In the memoir Eat, Pray, Love, writer Elizabeth Gilbert gives up her entire way of life to spend a year traveling the world, finding spiritual enlightenment along the way. Julia Roberts, who plays Gilbert’s character in the movie version out this week, apparently found enlightenment of her own through the role, revealing that she has become a practicing Hindu.
As Joan Ball asks in a Guest Voices post, “Is it possible to live a life of deep, transformational faith without dropping everything and hitting the road?”
In your tradition, what is the aim of the spiritual journey?
There are those who would say: “We are all going up the same mountain; we’re just on different paths.” I don’t buy that. I’m more inclined to say that there is one true path, but we climb at different speeds and in different ways. Religious people should first struggle to find that true path before they immerse themselves in the journey.
Some people are called upon to devote their entire life to a spiritual journey. Many priests, ministers, rabbis, and nuns forsake other aspects of their lives to seek a higher truth. I admire the dedication of these people. They show a faith that few others have. They may also reach higher levels of understanding than the rest of us, but that is not certain.
Dedication is only part of the equation. It only works if the voyager is on the correct path or close to it. If the journey follows the wrong path, the lessons taught and learned will be wrong. Unfortunately, it is sometimes hard to recognize whether the path is the correct one.
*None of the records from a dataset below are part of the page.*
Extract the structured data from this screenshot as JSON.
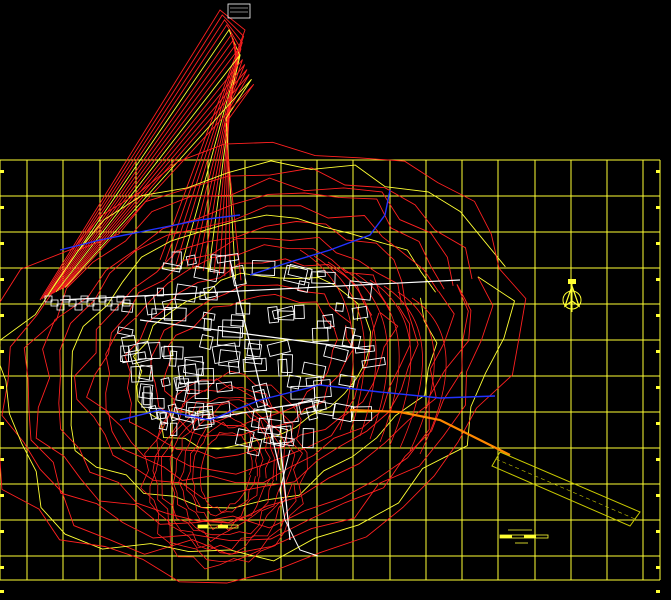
{
  "viewport": {
    "background": "#000000"
  },
  "colors": {
    "grid": "#ffff33",
    "contour": "#ff2020",
    "contour_alt": "#ffff33",
    "streets": "#ffffff",
    "river": "#2233ff",
    "road_major": "#ff8800",
    "runway": "#c8c800"
  },
  "icons": {
    "north_arrow": "north-arrow-icon",
    "scale_bar": "scale-bar-icon"
  }
}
Moreover, I am afraid that total commitment often brings with it an undeserved level of respect.
The world today should teach us that total emersion in faith can result in very different outcomes. Both Osama bin Ladin and Billy Graham have devoted their lives to their faiths. They have “walked the walk,” but they are on very different paths. One man has contributed greatly to humanity by preaching a doctrine of peace. The other has spread terror and death. The path, not their dedication or determination, made the difference.
For most of us, the contrast between paths will not be this stark, but nevertheless it is clear that people of faith need to attach a good deal of significance to finding the best path. This is not a passive decision. Faith is a serious matter, and as Pope Benedict XVI has explained, it requires the application of reason. We are called upon to educate ourselves about matters of faith.
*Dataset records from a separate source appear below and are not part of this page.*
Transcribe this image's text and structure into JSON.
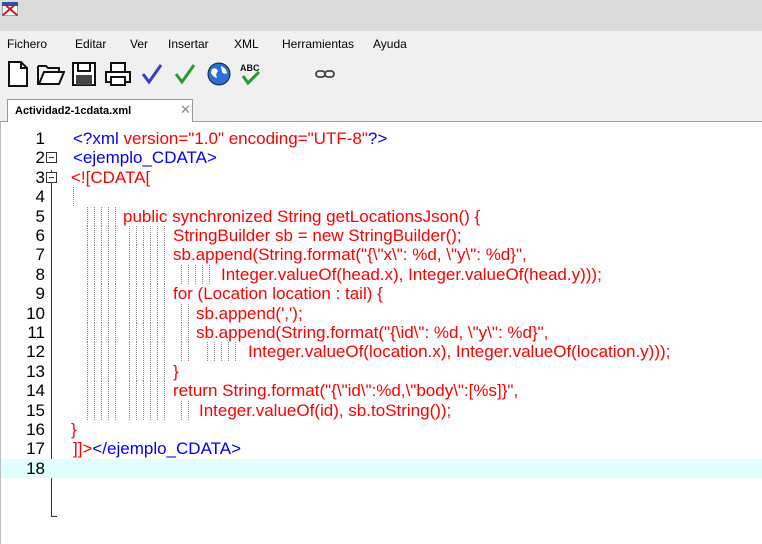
{
  "menu": [
    "Fichero",
    "Editar",
    "Ver",
    "Insertar",
    "XML",
    "Herramientas",
    "Ayuda"
  ],
  "toolbar": {
    "icons": [
      "new-document-icon",
      "open-folder-icon",
      "save-icon",
      "print-icon",
      "check-wellformed-icon",
      "validate-icon",
      "web-preview-icon",
      "spellcheck-icon",
      "link-icon"
    ],
    "spellcheck_text": "ABC"
  },
  "tab": {
    "label": "Actividad2-1cdata.xml",
    "close": "✕"
  },
  "editor": {
    "lines": [
      {
        "n": "1",
        "parts": [
          [
            "<?xml",
            "blue"
          ],
          [
            " version=\"1.0\" encoding=\"UTF-8\"",
            "red"
          ],
          [
            "?>",
            "blue"
          ]
        ]
      },
      {
        "n": "2",
        "parts": [
          [
            "<ejemplo_CDATA>",
            "blue"
          ]
        ]
      },
      {
        "n": "3",
        "parts": [
          [
            "<![CDATA[",
            "red"
          ]
        ]
      },
      {
        "n": "4",
        "parts": []
      },
      {
        "n": "5",
        "parts": [
          [
            "public synchronized String getLocationsJson() {",
            "red"
          ]
        ]
      },
      {
        "n": "6",
        "parts": [
          [
            "StringBuilder sb = new StringBuilder();",
            "red"
          ]
        ]
      },
      {
        "n": "7",
        "parts": [
          [
            "sb.append(String.format(\"{\\\"x\\\": %d, \\\"y\\\": %d}\",",
            "red"
          ]
        ]
      },
      {
        "n": "8",
        "parts": [
          [
            "Integer.valueOf(head.x), Integer.valueOf(head.y)));",
            "red"
          ]
        ]
      },
      {
        "n": "9",
        "parts": [
          [
            "for (Location location : tail) {",
            "red"
          ]
        ]
      },
      {
        "n": "10",
        "parts": [
          [
            "sb.append(',');",
            "red"
          ]
        ]
      },
      {
        "n": "11",
        "parts": [
          [
            "sb.append(String.format(\"{\\id\\\": %d, \\\"y\\\": %d}\",",
            "red"
          ]
        ]
      },
      {
        "n": "12",
        "parts": [
          [
            "Integer.valueOf(location.x), Integer.valueOf(location.y)));",
            "red"
          ]
        ]
      },
      {
        "n": "13",
        "parts": [
          [
            "}",
            "red"
          ]
        ]
      },
      {
        "n": "14",
        "parts": [
          [
            "return String.format(\"{\\\"id\\\":%d,\\\"body\\\":[%s]}\",",
            "red"
          ]
        ]
      },
      {
        "n": "15",
        "parts": [
          [
            "Integer.valueOf(id), sb.toString());",
            "red"
          ]
        ]
      },
      {
        "n": "16",
        "parts": [
          [
            "}",
            "red"
          ]
        ]
      },
      {
        "n": "17",
        "parts": [
          [
            "]]>",
            "red"
          ],
          [
            "</ejemplo_CDATA>",
            "blue"
          ]
        ]
      },
      {
        "n": "18",
        "parts": []
      }
    ]
  }
}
Pope John Paul II said “be not afraid.” Be not afraid of new ideas. Be not afraid of exploring foreign doctrines. Be not afraid of looking at other paths. But, be not afraid to defend the truth or to hold fast to your faith. Undue reliance must not be placed in others simply because they have taken a long spiritual journey. It is up to each of us to examine the path of our spiritual journey and to select our direction with great care.